One of the first superstar artists to shun his image-driven fame, George Michael refused to appear in any of the videos from his second solo album Listen Without Prejudice. The irony-laced "Freedom 90," directed by David Fincher, featured a bevy of top models (Cindy Crawford, Linda Evangelista, Naomi Campbell) lip-synching to Michael's pointed words. The video, like the album, was intended to be an artistic rebirth for the former Wham! singer; the jukebox from "Faith" and his trademark leather jacket and guitar were ceremoniously burned and destroyed by video's end. Michael would go on to employ models for his videos many times throughout his career, but "Freedom" was the only one to utilize more than their blank expressions. The video dug beneath surface facades and blurred the lines of gender and image while pushing the music video form as a whole.
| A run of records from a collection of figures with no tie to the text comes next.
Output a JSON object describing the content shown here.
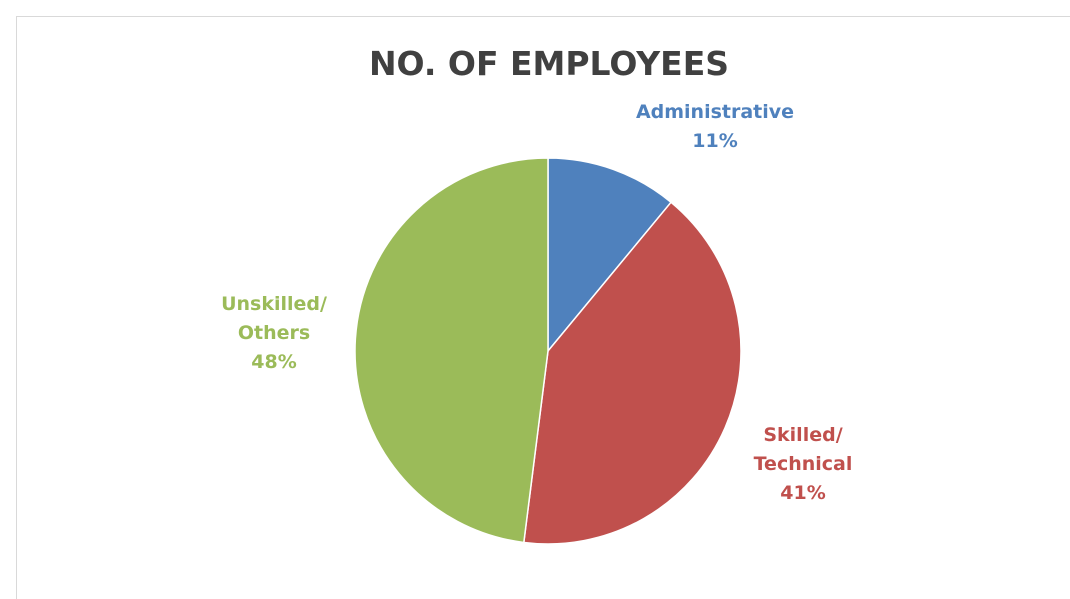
{
  "chart_data": {
    "type": "pie",
    "title": "NO. OF EMPLOYEES",
    "slices": [
      {
        "label_lines": [
          "Administrative"
        ],
        "percent_text": "11%",
        "value": 11,
        "color": "#4f81bd"
      },
      {
        "label_lines": [
          "Skilled/",
          "Technical"
        ],
        "percent_text": "41%",
        "value": 41,
        "color": "#c0504d"
      },
      {
        "label_lines": [
          "Unskilled/",
          "Others"
        ],
        "percent_text": "48%",
        "value": 48,
        "color": "#9bbb59"
      }
    ],
    "legend": "none",
    "data_labels": "outside"
  }
}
As a witch lost in an unidentified desert landscape, Madonna gets to turn into a scary-as-shit Doberman and a flock of crows in a matter of minutes. She also gets to float in the air, dance with herself in triplicate and summon a cosmic storm with the twirl of her Henna-covered hand. The overriding theme is isolation but, as directed by Chris Cunningham (Aphex Twin's "Come To Daddy"), the effect is not unlike stepping into the ravishing, apocalyptic hellfire of Salman Rushdie's "Satanic Verses" and "The Ground Beneath Her Feet."



Never has a music video character been embraced so empathetically. The trials, tribulations and joys of The Bee Girl (Heather DeLoach, now 19) resonated with millions of outcasts across America, making Blind Melon's Buzz Bin hit "No Rain" a true MTV classic.